Por fim, outro fator a ser considerado é a falta de conscientização do consumidor — ainda que venha se tornando cada vez mais popular, muitos estrangeiros desconhecem a jaca e as receitas que podem fazer com a fruta.
Fabricio Torres, dono da Torres Tropical BV, importadora de frutas exóticas sediada na Holanda, acrescenta ainda que o frete aéreo subiu consideravelmente com a pandemia de covid-19.
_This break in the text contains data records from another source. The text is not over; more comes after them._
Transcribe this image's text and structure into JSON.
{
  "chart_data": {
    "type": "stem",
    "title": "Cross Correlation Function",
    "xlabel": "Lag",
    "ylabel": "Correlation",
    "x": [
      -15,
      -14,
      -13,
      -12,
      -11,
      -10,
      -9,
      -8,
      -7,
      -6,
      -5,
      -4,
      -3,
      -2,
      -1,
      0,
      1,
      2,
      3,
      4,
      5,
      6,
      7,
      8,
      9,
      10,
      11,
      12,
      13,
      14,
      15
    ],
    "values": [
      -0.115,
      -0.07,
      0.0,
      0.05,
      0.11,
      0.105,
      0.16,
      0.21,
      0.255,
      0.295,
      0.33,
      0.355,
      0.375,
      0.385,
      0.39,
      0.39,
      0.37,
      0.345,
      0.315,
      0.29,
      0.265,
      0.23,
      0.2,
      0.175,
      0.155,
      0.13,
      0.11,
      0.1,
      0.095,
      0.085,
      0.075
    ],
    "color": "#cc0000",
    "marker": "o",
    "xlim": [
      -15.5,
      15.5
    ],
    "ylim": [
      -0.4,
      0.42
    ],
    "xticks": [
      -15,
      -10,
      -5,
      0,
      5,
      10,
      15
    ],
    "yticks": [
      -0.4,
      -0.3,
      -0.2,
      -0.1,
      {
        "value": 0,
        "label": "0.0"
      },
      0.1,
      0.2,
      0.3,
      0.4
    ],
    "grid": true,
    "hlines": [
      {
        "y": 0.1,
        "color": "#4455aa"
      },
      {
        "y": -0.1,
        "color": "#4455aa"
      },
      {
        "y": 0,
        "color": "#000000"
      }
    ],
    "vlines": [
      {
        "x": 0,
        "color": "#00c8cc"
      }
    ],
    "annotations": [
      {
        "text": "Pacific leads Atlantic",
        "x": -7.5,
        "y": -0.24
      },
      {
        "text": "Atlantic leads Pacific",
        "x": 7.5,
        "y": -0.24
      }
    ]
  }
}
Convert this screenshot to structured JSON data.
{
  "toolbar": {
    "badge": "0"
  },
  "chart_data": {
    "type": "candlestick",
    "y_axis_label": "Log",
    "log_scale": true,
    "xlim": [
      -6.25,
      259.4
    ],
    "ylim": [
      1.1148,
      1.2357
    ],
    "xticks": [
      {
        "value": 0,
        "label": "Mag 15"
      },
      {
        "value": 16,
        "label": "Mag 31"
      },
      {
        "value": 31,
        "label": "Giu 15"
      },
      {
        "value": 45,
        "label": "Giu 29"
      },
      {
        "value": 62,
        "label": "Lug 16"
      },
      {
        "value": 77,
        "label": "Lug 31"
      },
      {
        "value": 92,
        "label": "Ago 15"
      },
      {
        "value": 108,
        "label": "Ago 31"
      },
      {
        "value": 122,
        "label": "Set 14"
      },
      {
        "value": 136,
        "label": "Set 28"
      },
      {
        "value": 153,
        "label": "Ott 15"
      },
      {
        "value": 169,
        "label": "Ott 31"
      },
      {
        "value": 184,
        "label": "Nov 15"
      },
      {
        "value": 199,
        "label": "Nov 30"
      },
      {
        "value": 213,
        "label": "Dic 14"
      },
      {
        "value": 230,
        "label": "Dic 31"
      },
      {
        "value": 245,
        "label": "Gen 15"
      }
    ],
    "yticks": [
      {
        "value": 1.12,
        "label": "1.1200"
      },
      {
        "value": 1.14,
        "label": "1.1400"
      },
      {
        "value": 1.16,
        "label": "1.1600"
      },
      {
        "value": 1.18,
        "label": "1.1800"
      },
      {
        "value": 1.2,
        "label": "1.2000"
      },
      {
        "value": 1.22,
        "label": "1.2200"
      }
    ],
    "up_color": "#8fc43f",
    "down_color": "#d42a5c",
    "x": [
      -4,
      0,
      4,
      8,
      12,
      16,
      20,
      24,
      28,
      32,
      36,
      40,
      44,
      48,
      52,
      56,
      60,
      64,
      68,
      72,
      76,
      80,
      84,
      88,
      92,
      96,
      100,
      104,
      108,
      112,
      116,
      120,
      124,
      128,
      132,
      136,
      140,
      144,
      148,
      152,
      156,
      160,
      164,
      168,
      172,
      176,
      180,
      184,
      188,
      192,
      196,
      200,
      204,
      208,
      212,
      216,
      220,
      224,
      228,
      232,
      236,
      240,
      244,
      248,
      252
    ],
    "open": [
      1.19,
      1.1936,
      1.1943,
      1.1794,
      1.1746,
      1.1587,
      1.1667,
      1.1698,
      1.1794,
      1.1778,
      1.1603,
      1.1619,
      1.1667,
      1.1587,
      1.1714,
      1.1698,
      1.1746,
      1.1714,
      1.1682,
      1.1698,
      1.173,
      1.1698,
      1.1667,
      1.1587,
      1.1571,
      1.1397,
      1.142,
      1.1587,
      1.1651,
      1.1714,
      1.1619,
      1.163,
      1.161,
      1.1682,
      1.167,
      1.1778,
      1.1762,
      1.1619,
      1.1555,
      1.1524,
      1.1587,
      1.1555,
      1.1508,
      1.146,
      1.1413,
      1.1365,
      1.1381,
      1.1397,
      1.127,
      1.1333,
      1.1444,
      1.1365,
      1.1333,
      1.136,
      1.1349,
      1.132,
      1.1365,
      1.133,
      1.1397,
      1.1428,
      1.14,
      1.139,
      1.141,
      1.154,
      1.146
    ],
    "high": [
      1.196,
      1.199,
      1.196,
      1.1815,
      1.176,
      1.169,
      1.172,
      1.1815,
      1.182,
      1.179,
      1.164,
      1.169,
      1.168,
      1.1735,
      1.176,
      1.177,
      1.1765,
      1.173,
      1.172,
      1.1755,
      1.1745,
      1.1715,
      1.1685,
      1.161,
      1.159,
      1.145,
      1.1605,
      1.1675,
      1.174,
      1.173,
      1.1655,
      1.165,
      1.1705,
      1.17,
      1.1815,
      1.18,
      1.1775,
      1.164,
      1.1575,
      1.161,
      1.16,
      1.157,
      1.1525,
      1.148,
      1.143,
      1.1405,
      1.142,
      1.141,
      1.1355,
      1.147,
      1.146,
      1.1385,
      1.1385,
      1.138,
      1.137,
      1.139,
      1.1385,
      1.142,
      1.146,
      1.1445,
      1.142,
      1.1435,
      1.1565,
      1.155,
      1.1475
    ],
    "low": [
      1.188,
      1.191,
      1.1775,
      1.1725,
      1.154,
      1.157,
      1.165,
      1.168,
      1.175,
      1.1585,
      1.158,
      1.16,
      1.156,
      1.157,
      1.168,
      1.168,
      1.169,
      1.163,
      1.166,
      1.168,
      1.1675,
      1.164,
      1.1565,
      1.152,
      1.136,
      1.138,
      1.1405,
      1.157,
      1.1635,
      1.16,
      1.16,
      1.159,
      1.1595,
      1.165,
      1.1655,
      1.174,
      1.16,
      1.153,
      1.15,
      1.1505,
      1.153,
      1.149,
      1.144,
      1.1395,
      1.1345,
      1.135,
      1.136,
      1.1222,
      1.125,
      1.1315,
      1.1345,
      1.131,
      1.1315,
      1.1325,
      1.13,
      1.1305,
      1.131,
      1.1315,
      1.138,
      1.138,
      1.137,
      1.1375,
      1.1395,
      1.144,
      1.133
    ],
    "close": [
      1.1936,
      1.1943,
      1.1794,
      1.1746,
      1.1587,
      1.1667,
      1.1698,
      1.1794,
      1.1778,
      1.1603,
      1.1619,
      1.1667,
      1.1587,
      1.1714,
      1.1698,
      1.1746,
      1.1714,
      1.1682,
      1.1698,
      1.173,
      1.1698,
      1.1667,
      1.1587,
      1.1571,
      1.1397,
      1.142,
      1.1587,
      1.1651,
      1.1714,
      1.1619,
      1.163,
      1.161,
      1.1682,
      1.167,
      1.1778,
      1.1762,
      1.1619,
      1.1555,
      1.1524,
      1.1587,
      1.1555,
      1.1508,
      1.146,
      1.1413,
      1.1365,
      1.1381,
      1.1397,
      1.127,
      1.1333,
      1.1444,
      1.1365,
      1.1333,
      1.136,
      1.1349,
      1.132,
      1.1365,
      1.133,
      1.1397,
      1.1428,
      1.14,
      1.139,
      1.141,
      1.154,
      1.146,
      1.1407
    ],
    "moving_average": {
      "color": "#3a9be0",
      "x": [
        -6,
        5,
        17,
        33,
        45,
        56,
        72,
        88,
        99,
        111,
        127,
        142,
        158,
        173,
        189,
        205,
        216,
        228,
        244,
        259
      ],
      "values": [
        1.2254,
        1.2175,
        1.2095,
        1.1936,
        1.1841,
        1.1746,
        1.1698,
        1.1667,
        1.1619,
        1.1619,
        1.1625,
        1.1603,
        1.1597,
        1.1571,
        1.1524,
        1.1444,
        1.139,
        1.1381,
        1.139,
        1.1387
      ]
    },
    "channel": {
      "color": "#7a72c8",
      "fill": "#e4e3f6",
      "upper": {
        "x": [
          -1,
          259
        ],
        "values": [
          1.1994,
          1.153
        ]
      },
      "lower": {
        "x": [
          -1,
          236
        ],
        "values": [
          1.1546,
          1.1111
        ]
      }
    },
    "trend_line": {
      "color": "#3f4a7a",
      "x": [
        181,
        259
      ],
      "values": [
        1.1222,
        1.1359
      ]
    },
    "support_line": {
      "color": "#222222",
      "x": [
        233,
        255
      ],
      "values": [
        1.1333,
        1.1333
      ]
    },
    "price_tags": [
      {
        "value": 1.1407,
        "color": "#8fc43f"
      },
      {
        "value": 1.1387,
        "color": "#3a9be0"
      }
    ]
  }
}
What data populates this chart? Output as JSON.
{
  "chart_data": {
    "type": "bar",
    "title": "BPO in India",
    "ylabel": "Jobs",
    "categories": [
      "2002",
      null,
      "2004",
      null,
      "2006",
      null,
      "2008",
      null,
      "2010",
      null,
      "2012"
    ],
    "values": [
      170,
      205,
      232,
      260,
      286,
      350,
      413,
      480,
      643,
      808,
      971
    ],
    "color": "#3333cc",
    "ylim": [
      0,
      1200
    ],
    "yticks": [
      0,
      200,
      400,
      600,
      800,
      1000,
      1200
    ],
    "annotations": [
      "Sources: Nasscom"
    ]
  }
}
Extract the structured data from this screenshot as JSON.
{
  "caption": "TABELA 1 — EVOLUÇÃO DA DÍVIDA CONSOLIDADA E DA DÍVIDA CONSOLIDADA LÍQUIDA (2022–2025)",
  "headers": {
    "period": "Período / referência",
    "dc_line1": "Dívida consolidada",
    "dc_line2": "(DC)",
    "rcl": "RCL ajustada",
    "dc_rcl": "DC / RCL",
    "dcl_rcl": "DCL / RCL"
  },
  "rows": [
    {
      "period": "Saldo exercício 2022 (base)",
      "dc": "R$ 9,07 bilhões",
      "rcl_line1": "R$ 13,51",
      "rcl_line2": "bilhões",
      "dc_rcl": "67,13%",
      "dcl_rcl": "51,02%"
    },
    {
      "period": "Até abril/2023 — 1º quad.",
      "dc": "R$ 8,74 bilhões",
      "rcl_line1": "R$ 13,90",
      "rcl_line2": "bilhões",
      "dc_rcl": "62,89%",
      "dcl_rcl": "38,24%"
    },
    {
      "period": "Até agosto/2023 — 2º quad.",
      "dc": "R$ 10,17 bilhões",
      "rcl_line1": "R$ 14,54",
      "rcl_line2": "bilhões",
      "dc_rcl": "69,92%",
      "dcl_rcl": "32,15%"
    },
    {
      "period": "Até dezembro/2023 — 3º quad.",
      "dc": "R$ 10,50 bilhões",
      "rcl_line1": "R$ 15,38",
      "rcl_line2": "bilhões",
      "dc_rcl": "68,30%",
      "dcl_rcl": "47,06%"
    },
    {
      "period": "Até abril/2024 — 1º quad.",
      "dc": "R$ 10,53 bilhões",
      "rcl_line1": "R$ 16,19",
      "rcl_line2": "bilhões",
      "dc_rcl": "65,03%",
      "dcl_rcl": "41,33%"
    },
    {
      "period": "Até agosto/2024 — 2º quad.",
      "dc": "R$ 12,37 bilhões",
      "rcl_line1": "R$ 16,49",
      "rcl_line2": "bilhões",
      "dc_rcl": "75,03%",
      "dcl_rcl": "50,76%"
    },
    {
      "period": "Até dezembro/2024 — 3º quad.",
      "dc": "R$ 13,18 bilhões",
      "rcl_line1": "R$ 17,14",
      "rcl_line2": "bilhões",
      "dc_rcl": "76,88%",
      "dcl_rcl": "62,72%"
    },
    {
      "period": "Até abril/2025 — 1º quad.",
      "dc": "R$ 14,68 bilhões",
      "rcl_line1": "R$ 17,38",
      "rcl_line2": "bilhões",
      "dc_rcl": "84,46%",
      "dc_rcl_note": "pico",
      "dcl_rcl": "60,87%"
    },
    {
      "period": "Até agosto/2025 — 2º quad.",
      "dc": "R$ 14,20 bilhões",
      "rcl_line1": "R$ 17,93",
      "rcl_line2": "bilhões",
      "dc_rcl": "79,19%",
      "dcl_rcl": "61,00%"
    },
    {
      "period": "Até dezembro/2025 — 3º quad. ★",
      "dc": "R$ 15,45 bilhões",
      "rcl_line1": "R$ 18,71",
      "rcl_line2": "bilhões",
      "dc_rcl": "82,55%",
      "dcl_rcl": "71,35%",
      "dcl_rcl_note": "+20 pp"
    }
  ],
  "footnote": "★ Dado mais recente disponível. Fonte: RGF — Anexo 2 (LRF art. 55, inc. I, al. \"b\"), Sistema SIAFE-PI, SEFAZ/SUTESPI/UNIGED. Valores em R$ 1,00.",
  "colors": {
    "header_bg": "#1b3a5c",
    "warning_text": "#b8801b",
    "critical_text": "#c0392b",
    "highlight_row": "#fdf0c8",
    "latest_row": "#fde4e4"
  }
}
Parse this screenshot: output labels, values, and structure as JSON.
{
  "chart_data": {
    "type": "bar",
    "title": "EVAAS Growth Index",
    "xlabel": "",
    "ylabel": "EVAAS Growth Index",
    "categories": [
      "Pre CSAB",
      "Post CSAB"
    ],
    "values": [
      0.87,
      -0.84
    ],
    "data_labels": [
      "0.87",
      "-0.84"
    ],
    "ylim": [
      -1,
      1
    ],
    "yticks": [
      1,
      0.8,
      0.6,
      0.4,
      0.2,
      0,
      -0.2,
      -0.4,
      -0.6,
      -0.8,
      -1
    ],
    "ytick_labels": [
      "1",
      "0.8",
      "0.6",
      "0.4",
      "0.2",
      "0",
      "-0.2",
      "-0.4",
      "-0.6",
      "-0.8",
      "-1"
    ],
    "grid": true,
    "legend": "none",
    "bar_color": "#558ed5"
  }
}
“Muitas das frutas que são importadas de regiões como Ásia e América do Sul vêm para a Europa em aviões de passageiros. As companhias aéreas buscam produtos de maior valor agregado para o espaço de cargas. No caso da jaca, trata-se de um produto altamente perecível e de nicho, ou seja, o importador não compra em grandes volumes. Tudo isso afeta o preço final”, explica.
Mercado
Apesar de todos os entraves, estudos recentes estimam uma expansão do mercado internacional para a jaca.
Segundo estimativa da consultoria IndustryARC, ele deve atingir US$ 359,1 milhões (cerca de R$ 1,9 bilhão) até 2026, crescendo a uma taxa anual de 3,3% durante o período de 2021-2026.
Em 2020, a região da Ásia-Pacífico foi responsável pela maior fatia desse mercado, com 37%, seguida pela Europa (23%), América do Norte (20%), restante do mundo (12%) e América do Sul (8%).
Uma prova de que os sul-americanos, principalmente brasileiros, dão pouco valor à jaca.